Another serious threat to internal validity is attrition, or participant drop out. Attrition becomes problematic when there is differential attribution between groups, which disrupts random assignment. For example, when considering the treatment study for depression described above, the researcher may initially conclude that the intervention demonstrated a significant decrease in depression symptoms and that this decrease was significantly greater than the change in the control group’s depression symptoms. However, this finding might be explained by attrition if, for example, the individuals with the most severe levels of depression were not benefitting from the intervention and dropped out of the experimental group.

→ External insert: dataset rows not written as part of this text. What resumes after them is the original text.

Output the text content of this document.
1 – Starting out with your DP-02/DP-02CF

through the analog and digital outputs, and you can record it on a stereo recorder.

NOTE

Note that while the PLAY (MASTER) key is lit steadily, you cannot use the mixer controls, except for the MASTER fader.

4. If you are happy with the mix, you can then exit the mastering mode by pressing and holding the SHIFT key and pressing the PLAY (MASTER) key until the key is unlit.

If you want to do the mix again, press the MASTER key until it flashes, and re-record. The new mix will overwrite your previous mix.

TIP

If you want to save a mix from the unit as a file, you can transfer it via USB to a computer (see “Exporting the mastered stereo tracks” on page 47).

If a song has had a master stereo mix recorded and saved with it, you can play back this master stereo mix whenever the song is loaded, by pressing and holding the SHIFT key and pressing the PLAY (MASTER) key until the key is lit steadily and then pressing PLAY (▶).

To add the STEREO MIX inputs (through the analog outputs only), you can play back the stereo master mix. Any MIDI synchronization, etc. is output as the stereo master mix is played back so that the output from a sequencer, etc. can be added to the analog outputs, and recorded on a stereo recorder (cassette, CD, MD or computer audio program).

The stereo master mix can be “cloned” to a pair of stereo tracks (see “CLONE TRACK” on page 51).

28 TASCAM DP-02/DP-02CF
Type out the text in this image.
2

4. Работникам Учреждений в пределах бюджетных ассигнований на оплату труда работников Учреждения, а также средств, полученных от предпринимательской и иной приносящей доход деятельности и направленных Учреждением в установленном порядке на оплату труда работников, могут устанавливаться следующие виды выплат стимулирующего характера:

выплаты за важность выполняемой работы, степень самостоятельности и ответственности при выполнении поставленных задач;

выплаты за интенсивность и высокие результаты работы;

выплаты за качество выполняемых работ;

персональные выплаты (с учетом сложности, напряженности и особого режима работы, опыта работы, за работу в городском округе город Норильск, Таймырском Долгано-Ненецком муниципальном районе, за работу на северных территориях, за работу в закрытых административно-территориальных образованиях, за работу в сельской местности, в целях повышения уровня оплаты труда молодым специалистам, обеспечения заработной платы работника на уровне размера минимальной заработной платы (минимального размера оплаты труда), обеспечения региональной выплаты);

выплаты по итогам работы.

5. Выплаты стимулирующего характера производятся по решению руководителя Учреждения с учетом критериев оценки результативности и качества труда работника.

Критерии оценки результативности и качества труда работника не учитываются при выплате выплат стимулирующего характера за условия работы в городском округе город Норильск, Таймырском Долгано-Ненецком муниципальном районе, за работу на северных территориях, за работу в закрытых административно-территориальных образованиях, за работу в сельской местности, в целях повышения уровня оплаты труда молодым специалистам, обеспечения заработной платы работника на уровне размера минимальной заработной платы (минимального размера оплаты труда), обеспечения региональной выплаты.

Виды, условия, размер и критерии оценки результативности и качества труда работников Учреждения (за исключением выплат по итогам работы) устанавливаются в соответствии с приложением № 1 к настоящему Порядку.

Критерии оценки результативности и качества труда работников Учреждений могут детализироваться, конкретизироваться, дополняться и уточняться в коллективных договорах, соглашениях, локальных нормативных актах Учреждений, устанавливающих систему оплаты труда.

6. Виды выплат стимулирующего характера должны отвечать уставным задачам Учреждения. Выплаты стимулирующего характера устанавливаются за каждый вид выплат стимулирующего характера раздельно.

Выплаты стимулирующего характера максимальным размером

Thus, researchers should attempt to understand the reasons for attrition and should attempt to quantify attrition across groups and, in some cases, attempt to statistically control for the attrition.

Diffusion of Treatment

Diffusion of treatment occurs when participants in the control group receive the intervention. This may be more likely when participants live in close proximity to one another and have frequent contact, such as in a prison. If the intervention is effective, diffusion of treatment attenuates the impact of the treatment, and enhances the impact of the control condition (e.g., TAU, attention placebo). In this case, the effect of the intervention may be found not significantly different from the control group, causing the effective intervention to be deemed “ineffective.”

Reaction of Controls

When individuals participate in a control group , they may receive additional attention, support, special privileges, or monetary compensation. Each of these factors can significantly impacting the participant’s behavior and mindset, potentially influencing the study’s outcome. Additionally, if an individual knows that they are participating in the control group, this knowledge could also influence their behavior in unpredictable ways (e.g., compensatory performance or demoralization; Kazdin, 2003). In fact, if a participant is aware that they are participating in an experiment, even if do not know whether they are in the experimental or control group, this could led to attenuation or exaggeration of the outcome. Therefore, when appropriate researchers should strive to utilize “double-blind” (the researchers delivering the intervention and the participants receiving the intervention are unaware of group status) procedures, these procedures may not fully protect against reactivity.

Conclusion

The purpose of this chapter was to provide the reader with an understanding of the importance of research design and its impact on the type of information gathered through empirical studies. Important issues such as ethics within research, threats to validity, and types of experimental and nonexperimental design were presented. Types of participant selection and recruitment, and data collection were also outlined to help readers appreciate the ways in which study design methodologies can be employed to counter validity threats. The ultimate goal of this chapter was to increase readers’ acumen as consumers of research and research scientists.